A key event in the life history of flowering plants is the transition from vegetative growth to reproductive growth, which defines flowering time. To achieve maximum reproductive success, flowering time should coincide with the presence of the appropriate pollinators, should concur with the flowering time of other individuals to increase outcrossing prospects, and should occur in a seasonal environment that enhances germination and seedling viability. Many plants control this transition based on input from environmental conditions, particularly seasonal cues such as photoperiod and temperature. While extensive genetic research on flowering time has been carried out in the model systems of Arabidopsis and rice (Oryza sativa), two species that are separated by more than 115 million years of independent evolution, there remains a need to study the molecular basis of flowering time in other phylogenetic lineages.
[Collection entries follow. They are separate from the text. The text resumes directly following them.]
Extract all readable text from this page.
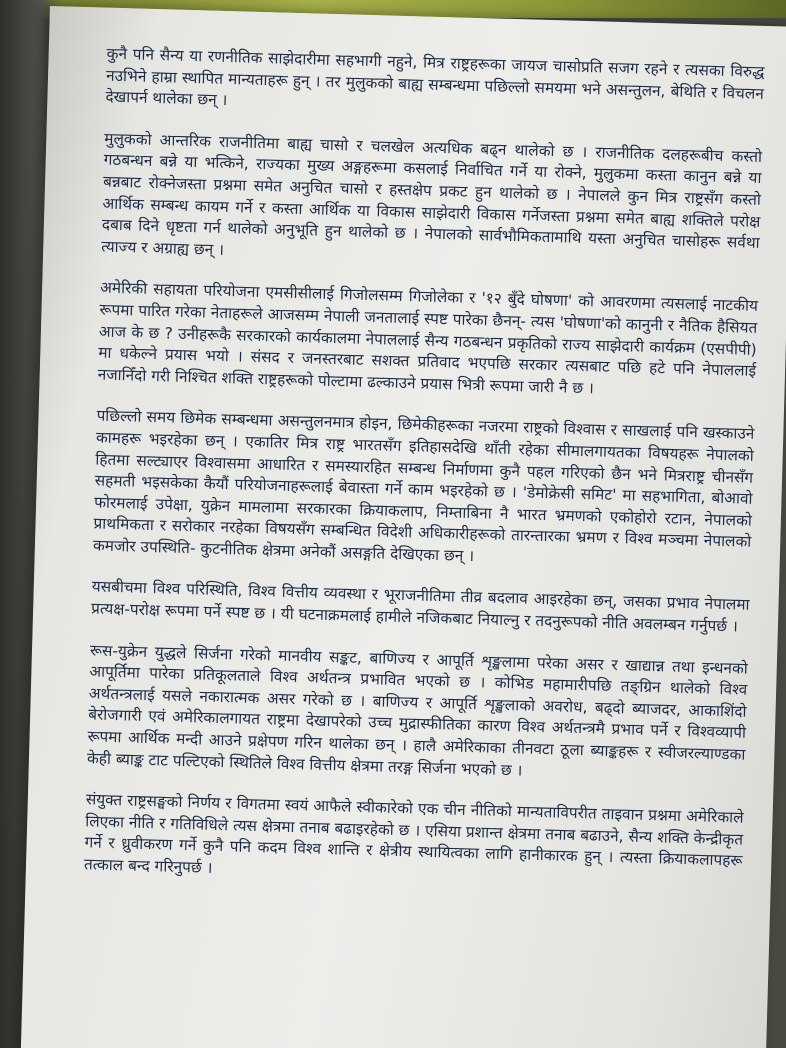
कुनै पनि सैन्य या रणनीतिक साझेदारीमा सहभागी नहुने, मित्र राष्ट्रहरूका जायज चासोप्रति सजग रहने र त्यसका विरुद्ध नउभिने हाम्रा स्थापित मान्यताहरू हुन् । तर मुलुकको बाह्य सम्बन्धमा पछिल्लो समयमा भने असन्तुलन, बेथिति र विचलन देखापर्न थालेका छन् ।

मुलुकको आन्तरिक राजनीतिमा बाह्य चासो र चलखेल अत्यधिक बढ्न थालेको छ । राजनीतिक दलहरूबीच कस्तो गठबन्धन बन्ने या भत्किने, राज्यका मुख्य अङ्गहरूमा कसलाई निर्वाचित गर्ने या रोक्ने, मुलुकमा कस्ता कानुन बन्ने या बन्नबाट रोक्नेजस्ता प्रश्नमा समेत अनुचित चासो र हस्तक्षेप प्रकट हुन थालेको छ । नेपालले कुन मित्र राष्ट्रसँग कस्तो आर्थिक सम्बन्ध कायम गर्ने र कस्ता आर्थिक या विकास साझेदारी विकास गर्नेजस्ता प्रश्नमा समेत बाह्य शक्तिले परोक्ष दबाब दिने धृष्टता गर्न थालेको अनुभूति हुन थालेको छ । नेपालको सार्वभौमिकतामाथि यस्ता अनुचित चासोहरू सर्वथा त्याज्य र अग्राह्य छन् ।

अमेरिकी सहायता परियोजना एमसीसीलाई गिजोलसम्म गिजोलेका र '१२ बुँदे घोषणा' को आवरणमा त्यसलाई नाटकीय रूपमा पारित गरेका नेताहरूले आजसम्म नेपाली जनतालाई स्पष्ट पारेका छैनन्- त्यस 'घोषणा'को कानुनी र नैतिक हैसियत आज के छ ? उनीहरूकै सरकारको कार्यकालमा नेपाललाई सैन्य गठबन्धन प्रकृतिको राज्य साझेदारी कार्यक्रम (एसपीपी) मा धकेल्ने प्रयास भयो । संसद र जनस्तरबाट सशक्त प्रतिवाद भएपछि सरकार त्यसबाट पछि हटे पनि नेपाललाई नजानिँदो गरी निश्चित शक्ति राष्ट्रहरूको पोल्टामा ढल्काउने प्रयास भित्री रूपमा जारी नै छ ।

पछिल्लो समय छिमेक सम्बन्धमा असन्तुलनमात्र होइन, छिमेकीहरूका नजरमा राष्ट्रको विश्वास र साखलाई पनि खस्काउने कामहरू भइरहेका छन् । एकातिर मित्र राष्ट्र भारतसँग इतिहासदेखि थाँती रहेका सीमालगायतका विषयहरू नेपालको हितमा सल्ट्याएर विश्वासमा आधारित र समस्यारहित सम्बन्ध निर्माणमा कुनै पहल गरिएको छैन भने मित्रराष्ट्र चीनसँग सहमती भइसकेका कैयौं परियोजनाहरूलाई बेवास्ता गर्ने काम भइरहेको छ । 'डेमोक्रेसी समिट' मा सहभागिता, बोआवो फोरमलाई उपेक्षा, युक्रेन मामलामा सरकारका क्रियाकलाप, निम्ताबिना नै भारत भ्रमणको एकोहोरो रटान, नेपालको प्राथमिकता र सरोकार नरहेका विषयसँग सम्बन्धित विदेशी अधिकारीहरूको तारन्तारका भ्रमण र विश्व मञ्चमा नेपालको कमजोर उपस्थिति- कुटनीतिक क्षेत्रमा अनेकौं असङ्गति देखिएका छन् ।

यसबीचमा विश्व परिस्थिति, विश्व वित्तीय व्यवस्था र भूराजनीतिमा तीव्र बदलाव आइरहेका छन्, जसका प्रभाव नेपालमा प्रत्यक्ष-परोक्ष रूपमा पर्ने स्पष्ट छ । यी घटनाक्रमलाई हामीले नजिकबाट नियाल्नु र तदनुरूपको नीति अवलम्बन गर्नुपर्छ ।

रूस-युक्रेन युद्धले सिर्जना गरेको मानवीय सङ्कट, बाणिज्य र आपूर्ति शृङ्खलामा परेका असर र खाद्यान्न तथा इन्धनको आपूर्तिमा पारेका प्रतिकूलताले विश्व अर्थतन्त्र प्रभावित भएको छ । कोभिड महामारीपछि तङ्ग्रिन थालेको विश्व अर्थतन्त्रलाई यसले नकारात्मक असर गरेको छ । बाणिज्य र आपूर्ति शृङ्खलाको अवरोध, बढ्दो ब्याजदर, आकाशिंदो बेरोजगारी एवं अमेरिकालगायत राष्ट्रमा देखापरेको उच्च मुद्रास्फीतिका कारण विश्व अर्थतन्त्रमै प्रभाव पर्ने र विश्वव्यापी रूपमा आर्थिक मन्दी आउने प्रक्षेपण गरिन थालेका छन् । हालै अमेरिकाका तीनवटा ठूला ब्याङ्कहरू र स्वीजरल्याण्डका केही ब्याङ्क टाट पल्टिएको स्थितिले विश्व वित्तीय क्षेत्रमा तरङ्ग सिर्जना भएको छ ।

संयुक्त राष्ट्रसङ्घको निर्णय र विगतमा स्वयं आफैले स्वीकारेको एक चीन नीतिको मान्यताविपरीत ताइवान प्रश्नमा अमेरिकाले लिएका नीति र गतिविधिले त्यस क्षेत्रमा तनाब बढाइरहेको छ । एसिया प्रशान्त क्षेत्रमा तनाब बढाउने, सैन्य शक्ति केन्द्रीकृत गर्ने र ध्रुवीकरण गर्ने कुनै पनि कदम विश्व शान्ति र क्षेत्रीय स्थायित्वका लागि हानीकारक हुन् । त्यस्ता क्रियाकलापहरू तत्काल बन्द गरिनुपर्छ ।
Due to its phylogenetic position, unique ecology, and recently developed genomic tools, the basal eudicot Aquilegia formosa is an excellent species in which to examine how genetic pathways controlling flowering time have evolved in response to various environmental cues.
Previous studies in Arabidopsis and rice have revealed conservation in the genetic pathway controlling flowering time response to photoperiod. Participants in this pathway, including the Arabidopsis genes GIGANTEA (GI), CONSTANS (CO), and FLOWERING LOCUS T (FT) and their rice homologs integrate inputs from the circadian clock and the photoreceptors to initiate flowering in response to either long days (Arabidopsis) or short days (rice). Primary differences in the photoperiod pathway between Arabidopsis and rice appear to involve how CONSTANS and its rice homolog Heading date 1 are pre- and posttranscriptionally regulated in response to day length. Here, with CO expression analyses in Aquilegia, we begin to examine both how CO functions in a putatively day-neutral plant and how the role of CO has evolved across the angiosperms.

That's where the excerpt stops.